C’est le seul accusé à avoir été acquitté par la justice en juin de cette année. De ce point de vue, le fait que le parquet le force encore une fois à passer à la barre est déjà scandaleux. D’autant plus que l’accusation de la première instance était bâtie sur du sable. Car Perrin n’a pas été accusé pour ses liens avec Antoine Deltour, qui lui avait pourtant fourni une masse de documents amplement supérieure à celle de Halet – mais uniquement en connexion avec Halet, justement. Le parquet croyait savoir – en se basant sur le témoignage douteux de Raphaël Halet, car obtenu sous une pression maximale de la part de PWC – que Perrin aurait contraint ce dernier à lui livrer certains documents précis, notamment des tax rulings obtenus par PWC pour Arcelormittal. Au moment des révélations, le géant de l’acier procédait à des licenciements massifs en Lorraine, en Belgique et au Luxembourg – ce qui serait, selon le parquet, un indice du manque de sérieux du journaliste. Or, les choses ne se sont pas passées ainsi.
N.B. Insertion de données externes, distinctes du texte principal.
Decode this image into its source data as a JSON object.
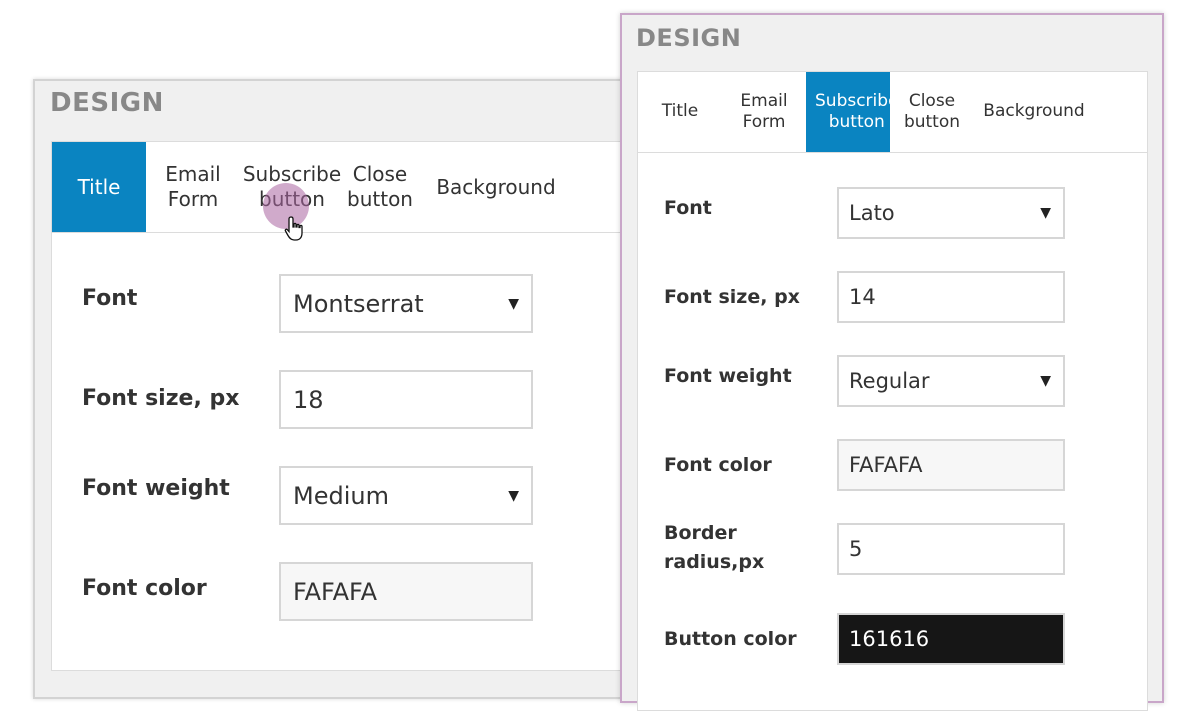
{
  "back_panel": {
    "title": "DESIGN",
    "tabs": [
      {
        "label_l1": "Title",
        "label_l2": ""
      },
      {
        "label_l1": "Email",
        "label_l2": "Form"
      },
      {
        "label_l1": "Subscribe",
        "label_l2": "button"
      },
      {
        "label_l1": "Close",
        "label_l2": "button"
      },
      {
        "label_l1": "Background",
        "label_l2": ""
      }
    ],
    "active_tab": "Title",
    "fields": {
      "font": {
        "label": "Font",
        "value": "Montserrat"
      },
      "font_size": {
        "label": "Font size, px",
        "value": "18"
      },
      "font_weight": {
        "label": "Font weight",
        "value": "Medium"
      },
      "font_color": {
        "label": "Font color",
        "value": "FAFAFA"
      }
    }
  },
  "front_panel": {
    "title": "DESIGN",
    "tabs": [
      {
        "label_l1": "Title",
        "label_l2": ""
      },
      {
        "label_l1": "Email",
        "label_l2": "Form"
      },
      {
        "label_l1": "Subscribe",
        "label_l2": "button"
      },
      {
        "label_l1": "Close",
        "label_l2": "button"
      },
      {
        "label_l1": "Background",
        "label_l2": ""
      }
    ],
    "active_tab": "Subscribe button",
    "fields": {
      "font": {
        "label": "Font",
        "value": "Lato"
      },
      "font_size": {
        "label": "Font size, px",
        "value": "14"
      },
      "font_weight": {
        "label": "Font weight",
        "value": "Regular"
      },
      "font_color": {
        "label": "Font color",
        "value": "FAFAFA"
      },
      "border_radius": {
        "label_l1": "Border",
        "label_l2": "radius,px",
        "value": "5"
      },
      "button_color": {
        "label": "Button color",
        "value": "161616"
      }
    }
  },
  "colors": {
    "accent": "#0a84c1",
    "click_indicator": "#b77fb3",
    "button_color_swatch": "#161616"
  },
  "icons": {
    "dropdown": "caret-down-icon",
    "cursor": "hand-pointer-icon"
  }
}
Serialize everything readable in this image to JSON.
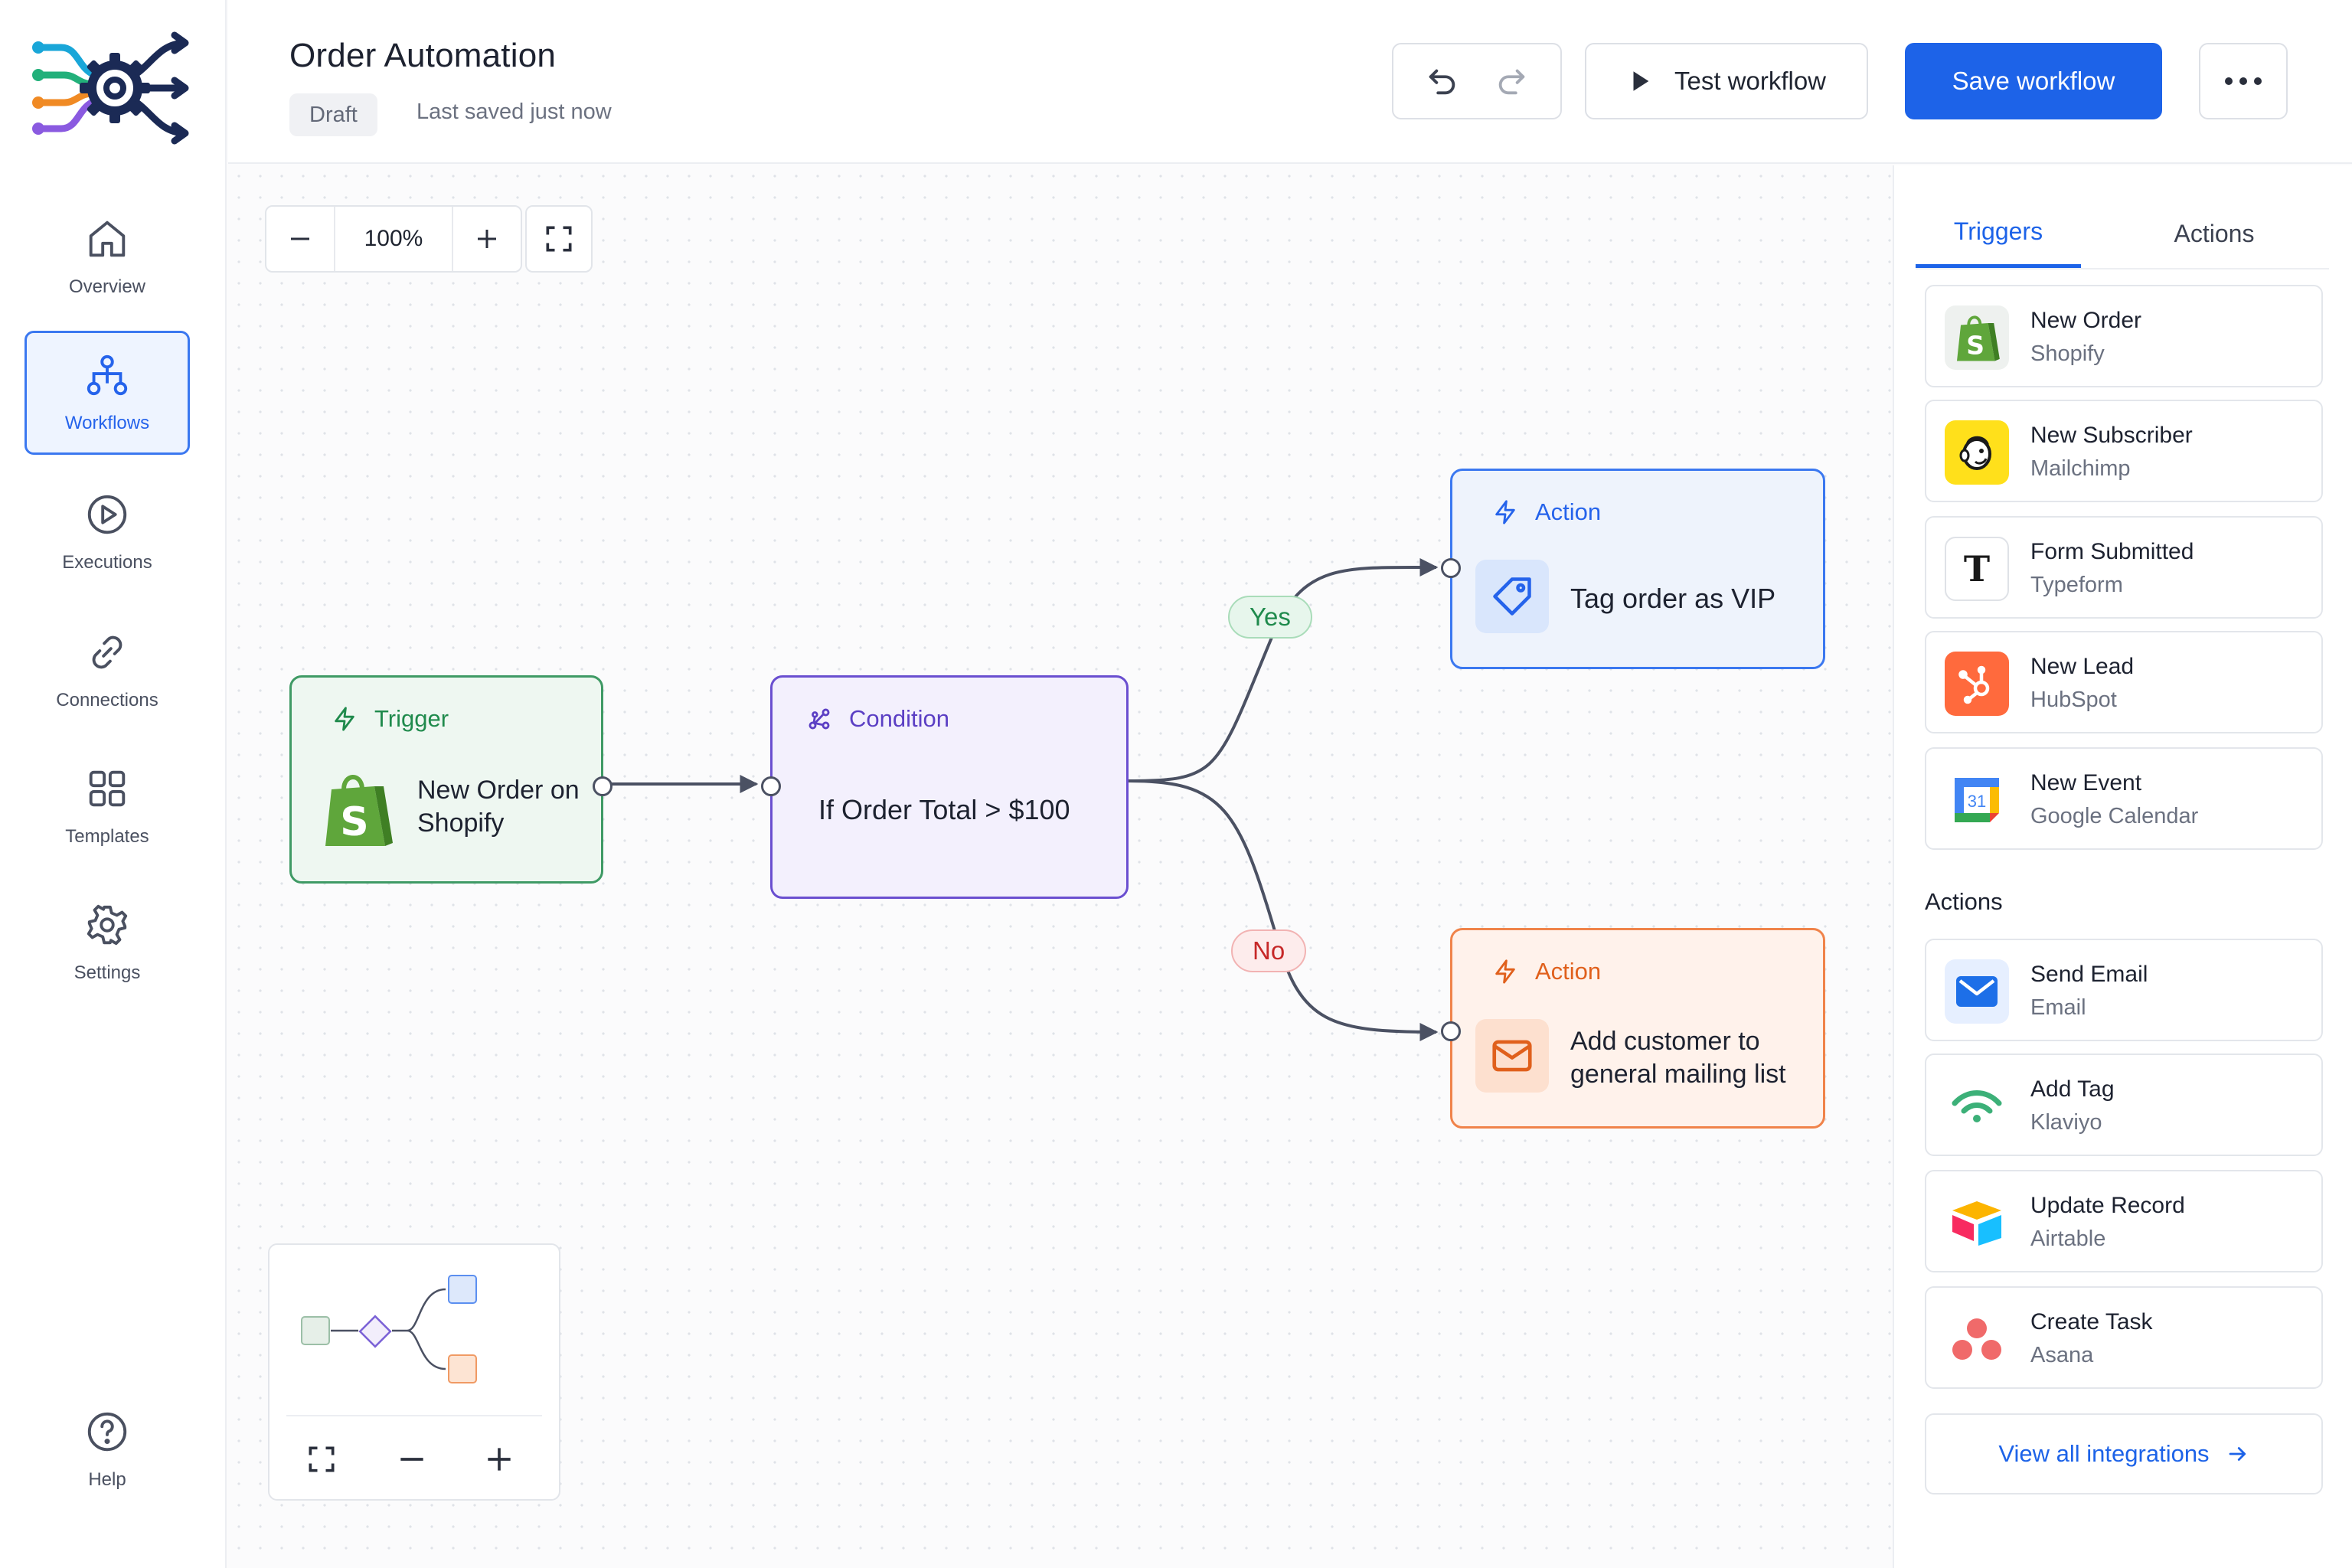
{
  "nav": {
    "items": [
      {
        "label": "Overview",
        "icon": "home-icon"
      },
      {
        "label": "Workflows",
        "icon": "workflow-icon",
        "active": true
      },
      {
        "label": "Executions",
        "icon": "play-circle-icon"
      },
      {
        "label": "Connections",
        "icon": "link-icon"
      },
      {
        "label": "Templates",
        "icon": "grid-icon"
      },
      {
        "label": "Settings",
        "icon": "gear-icon"
      }
    ],
    "help": "Help"
  },
  "header": {
    "title": "Order Automation",
    "status": "Draft",
    "last_saved": "Last saved just now",
    "test_label": "Test workflow",
    "save_label": "Save workflow"
  },
  "canvas": {
    "zoom": "100%",
    "nodes": {
      "trigger": {
        "kind": "Trigger",
        "text": "New Order on Shopify"
      },
      "condition": {
        "kind": "Condition",
        "text": "If Order Total > $100"
      },
      "action_vip": {
        "kind": "Action",
        "text": "Tag order as VIP"
      },
      "action_mail": {
        "kind": "Action",
        "text_line1": "Add customer to",
        "text_line2": "general mailing list"
      }
    },
    "edges": {
      "yes": "Yes",
      "no": "No"
    }
  },
  "panel": {
    "tabs": [
      "Triggers",
      "Actions"
    ],
    "triggers": [
      {
        "title": "New Order",
        "app": "Shopify"
      },
      {
        "title": "New Subscriber",
        "app": "Mailchimp"
      },
      {
        "title": "Form Submitted",
        "app": "Typeform"
      },
      {
        "title": "New Lead",
        "app": "HubSpot"
      },
      {
        "title": "New Event",
        "app": "Google Calendar"
      }
    ],
    "actions_title": "Actions",
    "actions": [
      {
        "title": "Send Email",
        "app": "Email"
      },
      {
        "title": "Add Tag",
        "app": "Klaviyo"
      },
      {
        "title": "Update Record",
        "app": "Airtable"
      },
      {
        "title": "Create Task",
        "app": "Asana"
      }
    ],
    "view_all": "View all integrations",
    "calendar_day": "31"
  },
  "colors": {
    "primary": "#1d63e8",
    "trigger": "#3f9a65",
    "condition": "#6a4fd0",
    "action_blue": "#3b78f0",
    "action_orange": "#f0834a"
  }
}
Premièrement, Halet – une fois soulagé de la pression financière de son ancien employeur – a totalement disculpé Perrin ; deuxièmement, on ne le répétera jamais assez, il n’a fait que son boulot. Et cela de façon méticuleuse. Il aurait aussi bien pu balancer toutes les données obtenues par Deltour sur Wikileaks. Mais il a préféré en un premier temps n’en publier que quelques-unes pour les émissions « Cash Investigation », avant de confier le tout au consortium international des journalistes d’investigation ICIJ, qui a travaillé pendant de longs mois avant de livrer une analyse pointue des documents. On se demande alors vraiment quelle mouche a piqué le parquet pour mettre en cause de manière tellement flagrante la liberté de la presse.